Case file · comparison
Agent Death Trap vs Terminal-Bench
Terminal-Bench is a serious benchmark and this page is not here to knock it. The two boards grade different things, and which one you should trust depends on what you are choosing a model for.
their board
What Terminal-Bench measures
Terminal-Bench measures how well an agent completes real tasks in a terminal: containerized environments, a task description, and a check that verifies the end state.
Grading: Tasks pass or fail their verification script. Results are reported per harness and model pair, and the same model can score very differently depending on which harness wraps it.

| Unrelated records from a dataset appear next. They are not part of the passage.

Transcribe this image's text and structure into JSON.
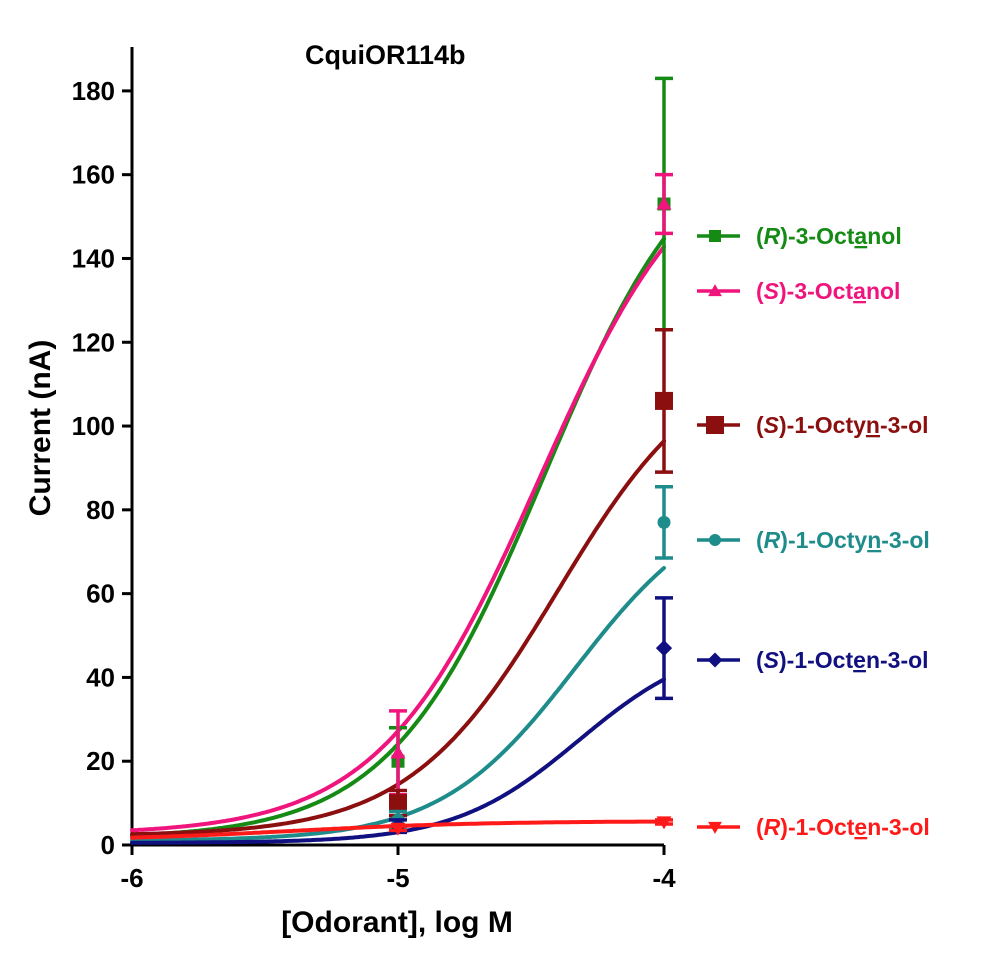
{
  "chart_data": {
    "type": "line",
    "title": "CquiOR114b",
    "xlabel": "[Odorant], log M",
    "ylabel": "Current (nA)",
    "xlim": [
      -6,
      -4
    ],
    "ylim": [
      0,
      190
    ],
    "x_ticks": [
      -6,
      -5,
      -4
    ],
    "x_tick_labels": [
      "-6",
      "-5",
      "-4"
    ],
    "y_ticks": [
      0,
      20,
      40,
      60,
      80,
      100,
      120,
      140,
      160,
      180
    ],
    "y_tick_labels": [
      "0",
      "20",
      "40",
      "60",
      "80",
      "100",
      "120",
      "140",
      "160",
      "180"
    ],
    "grid": false,
    "legend_position": "right",
    "series": [
      {
        "name": "(R)-3-Octanol",
        "prefix": "(",
        "stereo": "R",
        "mid": ")-3-Oct",
        "underlined": "a",
        "suffix": "nol",
        "color": "#158a15",
        "marker": "square",
        "x": [
          -6,
          -5,
          -4
        ],
        "y": [
          1.5,
          20,
          153
        ],
        "err": [
          0,
          8,
          30
        ],
        "curve": {
          "bottom": 1.5,
          "top": 175,
          "logEC50": -4.45,
          "hill": 1.5
        }
      },
      {
        "name": "(S)-3-Octanol",
        "prefix": "(",
        "stereo": "S",
        "mid": ")-3-Oct",
        "underlined": "a",
        "suffix": "nol",
        "color": "#f0147d",
        "marker": "triangle-up",
        "x": [
          -6,
          -5,
          -4
        ],
        "y": [
          3,
          22,
          153
        ],
        "err": [
          0,
          10,
          7
        ],
        "curve": {
          "bottom": 2.5,
          "top": 172,
          "logEC50": -4.47,
          "hill": 1.45
        }
      },
      {
        "name": "(S)-1-Octyn-3-ol",
        "prefix": "(",
        "stereo": "S",
        "mid": ")-1-Octy",
        "underlined": "n",
        "suffix": "-3-ol",
        "color": "#8b0f0f",
        "marker": "square",
        "x": [
          -6,
          -5,
          -4
        ],
        "y": [
          2,
          10,
          106
        ],
        "err": [
          0,
          3,
          17
        ],
        "curve": {
          "bottom": 2.2,
          "top": 119,
          "logEC50": -4.4,
          "hill": 1.55
        }
      },
      {
        "name": "(R)-1-Octyn-3-ol",
        "prefix": "(",
        "stereo": "R",
        "mid": ")-1-Octy",
        "underlined": "n",
        "suffix": "-3-ol",
        "color": "#1f8c8c",
        "marker": "circle",
        "x": [
          -6,
          -5,
          -4
        ],
        "y": [
          1,
          6,
          77
        ],
        "err": [
          0,
          2,
          8.5
        ],
        "curve": {
          "bottom": 1,
          "top": 84,
          "logEC50": -4.33,
          "hill": 1.7
        }
      },
      {
        "name": "(S)-1-Octen-3-ol",
        "prefix": "(",
        "stereo": "S",
        "mid": ")-1-Oct",
        "underlined": "e",
        "suffix": "n-3-ol",
        "color": "#101080",
        "marker": "diamond",
        "x": [
          -6,
          -5,
          -4
        ],
        "y": [
          1,
          4.5,
          47
        ],
        "err": [
          0,
          1.5,
          12
        ],
        "curve": {
          "bottom": 0.5,
          "top": 49.5,
          "logEC50": -4.32,
          "hill": 1.85
        }
      },
      {
        "name": "(R)-1-Octen-3-ol",
        "prefix": "(",
        "stereo": "R",
        "mid": ")-1-Oct",
        "underlined": "e",
        "suffix": "n-3-ol",
        "color": "#ff1a1a",
        "marker": "triangle-down",
        "x": [
          -6,
          -5,
          -4
        ],
        "y": [
          2,
          4,
          5.5
        ],
        "err": [
          0,
          0.5,
          0.5
        ],
        "curve": {
          "bottom": 1,
          "top": 5.7,
          "logEC50": -5.4,
          "hill": 1.2
        }
      }
    ]
  }
}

Training-data exposure: Task definitions are public on GitHub. New versions rotate tasks to stay ahead of training data.
this board
How Agent Death Trap differs
Terminal-Bench scores the harness and the model together, which is honest about real deployments but makes model-to-model comparison depend on harness choice. Agent Death Trap runs every model through one fixed harness with the same tools, limits, and system prompt, so the difference on the board is the model.
Terminal-Bench is capability-focused terminal work. Agent Death Trap mixes capability rooms with trap rooms, and tool-use and skill-use discipline deal the biggest damage on the board by design.

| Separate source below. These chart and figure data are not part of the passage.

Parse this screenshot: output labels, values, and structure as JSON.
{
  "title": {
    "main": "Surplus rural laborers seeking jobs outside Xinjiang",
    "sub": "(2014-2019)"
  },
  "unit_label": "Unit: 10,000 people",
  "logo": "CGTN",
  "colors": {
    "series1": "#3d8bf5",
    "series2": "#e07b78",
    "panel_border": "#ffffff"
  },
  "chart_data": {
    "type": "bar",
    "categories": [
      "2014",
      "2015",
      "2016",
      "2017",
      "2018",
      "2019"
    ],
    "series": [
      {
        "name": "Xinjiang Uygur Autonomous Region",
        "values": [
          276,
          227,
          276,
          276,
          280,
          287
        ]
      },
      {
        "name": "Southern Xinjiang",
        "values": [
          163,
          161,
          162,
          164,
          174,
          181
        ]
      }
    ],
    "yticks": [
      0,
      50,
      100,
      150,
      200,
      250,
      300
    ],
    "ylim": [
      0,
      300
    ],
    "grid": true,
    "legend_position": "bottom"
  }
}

Room content here is generated per seed rather than shipped as a fixed task list.
the honest answer
Which one to use
pick Terminal-Bench when
You are evaluating agents for operations and CLI work, or comparing harnesses as much as models.
pick this trap when
You want a harness-controlled comparison of the models themselves, with safety in the score.
They also compose. Run both and you know how a model codes and whether it stays honest under pressure.